Building in monthly cycles 

It's worthwhile to note that we didn't design any of this upfront; Tines doesn't operate from a traditional multi-year roadmap. We build in monthly cycles primarily driven by customer feedback.

Our first AI provider implementation was a simple text field for an OpenAI API key. Which then became a base URL field, allowing customers to point it at Azure OpenAI. Next came custom headers, so that we could allow our customers to connect to providers with different authorization requirements. We then provided certificate authority support for customers running self-hosted endpoints behind internal PKI.

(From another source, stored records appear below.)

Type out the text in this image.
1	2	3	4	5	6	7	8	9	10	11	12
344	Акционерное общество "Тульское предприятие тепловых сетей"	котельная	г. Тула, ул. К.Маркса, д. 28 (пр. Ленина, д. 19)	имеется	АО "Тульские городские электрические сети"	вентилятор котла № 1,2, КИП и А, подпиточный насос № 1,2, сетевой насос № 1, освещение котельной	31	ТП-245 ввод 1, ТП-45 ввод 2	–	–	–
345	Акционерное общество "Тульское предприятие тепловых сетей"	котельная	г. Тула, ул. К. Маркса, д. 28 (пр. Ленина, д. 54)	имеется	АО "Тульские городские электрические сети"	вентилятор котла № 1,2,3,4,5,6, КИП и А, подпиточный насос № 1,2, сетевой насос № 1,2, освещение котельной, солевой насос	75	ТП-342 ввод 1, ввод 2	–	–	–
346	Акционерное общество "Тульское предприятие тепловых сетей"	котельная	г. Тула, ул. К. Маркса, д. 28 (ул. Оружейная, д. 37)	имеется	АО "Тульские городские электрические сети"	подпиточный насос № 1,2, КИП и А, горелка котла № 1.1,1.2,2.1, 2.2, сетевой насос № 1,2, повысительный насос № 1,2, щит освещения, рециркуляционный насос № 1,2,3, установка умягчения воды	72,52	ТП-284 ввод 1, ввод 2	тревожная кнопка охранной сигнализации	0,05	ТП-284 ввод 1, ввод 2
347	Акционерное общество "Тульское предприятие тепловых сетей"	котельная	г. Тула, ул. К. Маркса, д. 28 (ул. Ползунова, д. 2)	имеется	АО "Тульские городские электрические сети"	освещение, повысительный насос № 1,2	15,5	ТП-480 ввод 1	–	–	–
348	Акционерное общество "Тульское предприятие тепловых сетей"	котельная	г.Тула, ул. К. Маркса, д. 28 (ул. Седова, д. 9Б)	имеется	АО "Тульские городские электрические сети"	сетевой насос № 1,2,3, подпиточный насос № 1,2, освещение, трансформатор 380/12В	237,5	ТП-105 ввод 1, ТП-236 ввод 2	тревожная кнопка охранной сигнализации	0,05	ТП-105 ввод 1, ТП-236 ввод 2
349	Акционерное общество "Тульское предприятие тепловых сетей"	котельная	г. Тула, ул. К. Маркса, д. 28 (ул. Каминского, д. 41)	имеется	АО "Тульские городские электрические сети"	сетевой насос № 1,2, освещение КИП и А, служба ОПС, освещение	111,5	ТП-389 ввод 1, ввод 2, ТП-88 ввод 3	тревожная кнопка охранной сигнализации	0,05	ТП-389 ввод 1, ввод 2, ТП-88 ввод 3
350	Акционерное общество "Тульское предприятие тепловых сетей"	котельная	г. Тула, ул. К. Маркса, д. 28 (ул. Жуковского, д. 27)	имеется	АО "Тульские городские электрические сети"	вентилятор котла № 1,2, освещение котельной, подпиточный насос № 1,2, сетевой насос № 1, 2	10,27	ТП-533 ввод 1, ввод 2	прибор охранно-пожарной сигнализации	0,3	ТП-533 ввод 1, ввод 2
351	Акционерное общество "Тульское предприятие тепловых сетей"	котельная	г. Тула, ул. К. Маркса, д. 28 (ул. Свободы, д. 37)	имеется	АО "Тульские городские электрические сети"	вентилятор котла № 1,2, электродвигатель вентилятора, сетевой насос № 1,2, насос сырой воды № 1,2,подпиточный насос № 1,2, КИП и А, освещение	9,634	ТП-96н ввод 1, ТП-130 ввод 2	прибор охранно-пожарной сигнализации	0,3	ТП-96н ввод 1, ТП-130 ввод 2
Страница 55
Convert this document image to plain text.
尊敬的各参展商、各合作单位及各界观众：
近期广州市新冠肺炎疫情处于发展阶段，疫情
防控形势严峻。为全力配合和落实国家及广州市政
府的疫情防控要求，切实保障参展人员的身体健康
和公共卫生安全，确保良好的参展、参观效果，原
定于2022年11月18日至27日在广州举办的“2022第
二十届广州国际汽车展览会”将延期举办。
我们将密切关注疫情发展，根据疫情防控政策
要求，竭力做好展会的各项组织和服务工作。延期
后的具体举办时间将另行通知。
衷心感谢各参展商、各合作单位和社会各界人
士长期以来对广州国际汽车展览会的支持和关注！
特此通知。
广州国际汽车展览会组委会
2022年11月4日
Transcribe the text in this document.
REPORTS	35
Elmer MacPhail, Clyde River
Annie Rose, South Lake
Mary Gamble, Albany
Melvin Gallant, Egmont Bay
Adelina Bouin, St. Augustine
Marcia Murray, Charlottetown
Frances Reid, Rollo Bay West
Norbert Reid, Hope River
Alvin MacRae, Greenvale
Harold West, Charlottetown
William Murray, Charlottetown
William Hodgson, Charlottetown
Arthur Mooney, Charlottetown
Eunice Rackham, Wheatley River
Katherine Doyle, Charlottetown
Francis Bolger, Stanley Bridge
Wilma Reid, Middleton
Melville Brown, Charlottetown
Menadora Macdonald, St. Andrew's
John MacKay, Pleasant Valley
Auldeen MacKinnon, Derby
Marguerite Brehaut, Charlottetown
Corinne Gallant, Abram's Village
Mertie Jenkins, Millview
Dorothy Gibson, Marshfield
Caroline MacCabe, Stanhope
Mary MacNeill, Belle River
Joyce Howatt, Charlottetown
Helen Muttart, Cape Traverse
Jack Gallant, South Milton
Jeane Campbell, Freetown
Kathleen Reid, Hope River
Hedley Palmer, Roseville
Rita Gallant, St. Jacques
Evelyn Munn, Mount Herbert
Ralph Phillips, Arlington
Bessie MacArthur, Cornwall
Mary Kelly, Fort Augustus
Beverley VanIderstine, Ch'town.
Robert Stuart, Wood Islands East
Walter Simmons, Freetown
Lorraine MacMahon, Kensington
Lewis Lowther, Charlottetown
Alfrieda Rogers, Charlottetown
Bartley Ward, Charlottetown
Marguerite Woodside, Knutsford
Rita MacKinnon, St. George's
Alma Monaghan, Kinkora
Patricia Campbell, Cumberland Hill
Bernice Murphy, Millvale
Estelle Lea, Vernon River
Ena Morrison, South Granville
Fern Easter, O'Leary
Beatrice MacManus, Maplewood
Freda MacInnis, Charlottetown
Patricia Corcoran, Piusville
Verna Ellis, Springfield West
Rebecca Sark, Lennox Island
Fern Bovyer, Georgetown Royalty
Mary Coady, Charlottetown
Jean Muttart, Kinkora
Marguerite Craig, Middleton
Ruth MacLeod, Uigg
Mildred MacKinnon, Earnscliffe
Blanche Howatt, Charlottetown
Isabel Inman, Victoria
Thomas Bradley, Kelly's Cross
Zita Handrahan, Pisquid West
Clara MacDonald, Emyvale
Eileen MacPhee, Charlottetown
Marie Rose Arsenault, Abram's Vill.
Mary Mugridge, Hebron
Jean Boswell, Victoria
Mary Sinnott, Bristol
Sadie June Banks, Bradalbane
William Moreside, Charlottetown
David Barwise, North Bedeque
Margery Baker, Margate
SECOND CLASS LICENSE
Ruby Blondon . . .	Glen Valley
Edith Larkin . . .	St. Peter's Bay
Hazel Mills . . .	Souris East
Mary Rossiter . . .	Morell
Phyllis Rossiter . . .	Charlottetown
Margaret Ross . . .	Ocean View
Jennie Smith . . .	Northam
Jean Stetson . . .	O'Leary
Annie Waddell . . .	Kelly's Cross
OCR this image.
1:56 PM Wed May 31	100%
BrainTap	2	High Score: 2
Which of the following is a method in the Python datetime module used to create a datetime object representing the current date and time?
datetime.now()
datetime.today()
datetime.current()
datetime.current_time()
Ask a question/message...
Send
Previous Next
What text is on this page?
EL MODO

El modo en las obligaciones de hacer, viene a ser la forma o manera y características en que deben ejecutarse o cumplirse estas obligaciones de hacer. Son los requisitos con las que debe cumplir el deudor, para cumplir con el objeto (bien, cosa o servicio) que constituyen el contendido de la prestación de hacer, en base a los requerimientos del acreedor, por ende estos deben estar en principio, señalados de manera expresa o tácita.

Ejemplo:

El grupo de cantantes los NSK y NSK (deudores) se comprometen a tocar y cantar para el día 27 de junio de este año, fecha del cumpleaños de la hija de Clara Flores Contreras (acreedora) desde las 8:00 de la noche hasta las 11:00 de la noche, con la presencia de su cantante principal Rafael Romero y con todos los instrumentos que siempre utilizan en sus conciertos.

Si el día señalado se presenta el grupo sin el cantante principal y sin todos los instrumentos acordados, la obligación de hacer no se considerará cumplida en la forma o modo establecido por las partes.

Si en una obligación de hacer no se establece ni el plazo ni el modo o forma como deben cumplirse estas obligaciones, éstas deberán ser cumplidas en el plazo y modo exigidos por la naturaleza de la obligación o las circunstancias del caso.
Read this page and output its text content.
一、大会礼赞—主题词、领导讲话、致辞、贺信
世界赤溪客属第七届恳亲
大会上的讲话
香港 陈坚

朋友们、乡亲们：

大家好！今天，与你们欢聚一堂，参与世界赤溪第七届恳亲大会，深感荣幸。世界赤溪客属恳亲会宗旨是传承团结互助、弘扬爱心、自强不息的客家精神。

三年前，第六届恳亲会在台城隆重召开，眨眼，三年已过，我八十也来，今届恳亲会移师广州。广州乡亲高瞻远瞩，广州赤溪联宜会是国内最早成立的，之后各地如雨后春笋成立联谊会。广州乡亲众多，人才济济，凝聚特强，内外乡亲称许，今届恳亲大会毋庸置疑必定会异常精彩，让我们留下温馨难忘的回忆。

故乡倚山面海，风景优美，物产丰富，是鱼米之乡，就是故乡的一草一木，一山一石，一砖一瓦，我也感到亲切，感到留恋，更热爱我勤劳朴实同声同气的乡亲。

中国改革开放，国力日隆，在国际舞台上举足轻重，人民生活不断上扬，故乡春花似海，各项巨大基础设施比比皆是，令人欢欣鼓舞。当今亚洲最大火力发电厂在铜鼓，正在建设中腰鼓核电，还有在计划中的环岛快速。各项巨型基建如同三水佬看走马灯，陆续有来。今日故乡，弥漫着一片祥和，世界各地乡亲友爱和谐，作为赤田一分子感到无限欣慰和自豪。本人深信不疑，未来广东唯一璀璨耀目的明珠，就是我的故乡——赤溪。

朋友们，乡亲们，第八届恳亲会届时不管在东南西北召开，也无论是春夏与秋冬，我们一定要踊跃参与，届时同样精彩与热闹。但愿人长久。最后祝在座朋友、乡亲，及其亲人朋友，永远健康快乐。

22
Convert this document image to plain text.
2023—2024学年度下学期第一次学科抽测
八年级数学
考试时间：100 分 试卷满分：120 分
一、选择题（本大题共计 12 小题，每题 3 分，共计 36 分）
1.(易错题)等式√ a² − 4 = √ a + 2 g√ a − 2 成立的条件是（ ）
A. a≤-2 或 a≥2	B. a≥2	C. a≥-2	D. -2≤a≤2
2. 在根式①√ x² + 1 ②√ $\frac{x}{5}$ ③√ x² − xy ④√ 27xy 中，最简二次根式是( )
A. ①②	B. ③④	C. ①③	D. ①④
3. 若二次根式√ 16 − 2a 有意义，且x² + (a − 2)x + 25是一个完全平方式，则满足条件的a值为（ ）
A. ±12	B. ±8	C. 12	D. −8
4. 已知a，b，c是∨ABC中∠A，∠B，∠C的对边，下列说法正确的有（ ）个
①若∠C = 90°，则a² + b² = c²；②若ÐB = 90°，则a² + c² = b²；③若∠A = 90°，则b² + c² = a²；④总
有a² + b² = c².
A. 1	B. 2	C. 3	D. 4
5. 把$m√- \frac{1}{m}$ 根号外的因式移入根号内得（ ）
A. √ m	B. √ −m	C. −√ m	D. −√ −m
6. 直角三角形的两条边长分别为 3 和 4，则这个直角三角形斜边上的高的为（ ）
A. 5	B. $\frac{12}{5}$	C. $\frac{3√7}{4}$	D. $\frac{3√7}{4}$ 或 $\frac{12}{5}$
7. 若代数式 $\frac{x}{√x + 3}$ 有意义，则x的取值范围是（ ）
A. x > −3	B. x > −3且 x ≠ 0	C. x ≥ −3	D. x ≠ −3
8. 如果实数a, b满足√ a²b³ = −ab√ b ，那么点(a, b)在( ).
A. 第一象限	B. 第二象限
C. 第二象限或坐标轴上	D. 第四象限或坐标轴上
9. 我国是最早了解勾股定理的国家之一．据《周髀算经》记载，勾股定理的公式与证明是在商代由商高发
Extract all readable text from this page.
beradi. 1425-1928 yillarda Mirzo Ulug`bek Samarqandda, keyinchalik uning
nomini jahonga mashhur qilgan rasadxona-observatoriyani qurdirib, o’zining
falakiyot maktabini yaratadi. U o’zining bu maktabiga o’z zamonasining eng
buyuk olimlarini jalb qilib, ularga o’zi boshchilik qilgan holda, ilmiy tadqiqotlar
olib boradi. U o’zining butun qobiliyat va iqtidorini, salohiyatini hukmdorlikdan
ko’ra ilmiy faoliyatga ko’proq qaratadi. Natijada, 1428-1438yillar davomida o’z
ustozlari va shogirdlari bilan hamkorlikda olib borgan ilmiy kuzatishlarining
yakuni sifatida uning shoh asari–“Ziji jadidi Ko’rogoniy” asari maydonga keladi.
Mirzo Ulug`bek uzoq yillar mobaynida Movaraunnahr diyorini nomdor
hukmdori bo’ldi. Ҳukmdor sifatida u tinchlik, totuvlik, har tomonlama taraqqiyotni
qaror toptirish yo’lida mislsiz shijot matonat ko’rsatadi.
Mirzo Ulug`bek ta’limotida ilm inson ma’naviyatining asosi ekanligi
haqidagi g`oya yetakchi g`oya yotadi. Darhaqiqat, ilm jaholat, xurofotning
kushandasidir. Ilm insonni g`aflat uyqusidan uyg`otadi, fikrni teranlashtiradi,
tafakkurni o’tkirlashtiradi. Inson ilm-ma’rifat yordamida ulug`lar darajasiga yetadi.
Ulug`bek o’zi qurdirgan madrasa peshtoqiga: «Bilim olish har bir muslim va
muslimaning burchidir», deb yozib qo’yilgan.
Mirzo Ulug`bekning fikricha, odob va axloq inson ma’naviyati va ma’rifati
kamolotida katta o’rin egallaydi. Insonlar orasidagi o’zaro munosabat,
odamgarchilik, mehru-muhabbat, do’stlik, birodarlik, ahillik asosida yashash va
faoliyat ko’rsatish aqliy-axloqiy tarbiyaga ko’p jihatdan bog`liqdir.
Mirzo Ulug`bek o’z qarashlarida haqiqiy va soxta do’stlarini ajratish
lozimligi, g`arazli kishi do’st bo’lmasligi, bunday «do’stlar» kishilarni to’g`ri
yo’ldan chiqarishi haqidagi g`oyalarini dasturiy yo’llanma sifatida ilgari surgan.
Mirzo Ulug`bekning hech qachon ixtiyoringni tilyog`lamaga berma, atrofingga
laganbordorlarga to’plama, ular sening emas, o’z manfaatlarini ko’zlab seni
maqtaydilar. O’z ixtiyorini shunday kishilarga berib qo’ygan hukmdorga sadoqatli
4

Each evolution was inspired by actual customer needs. Our current abstraction emerged directly from this feedback, which is why it works so well. We're solving real problems experienced by real customers, not hypothetical ones.

What’s next 

Tines customers can connect to any AI provider through our platform, whether cloud-hosted or self-hosted, standard or bespoke. A customer running an air-gapped deployment can configure a self-hosted endpoint with a custom certificate authority and route all AI calls through their own infrastructure, all without making infrastructure changes on their side.

Building iteratively and keeping the provider interface narrow meant we could add each new provider without breaking existing ones. The generator–client split kept feature development decoupled from infrastructure concerns. And the structured output trick—turning JSON schema enforcement into a tool-calling problem—gave us consistent behavior across providers that don't natively support response schemas.

Given the rapid rate of change in AI, we’re going to continue working on new standards (like MCP and Agent Skills) and ensure that our AI infrastructure continues to be as flexible as our customers.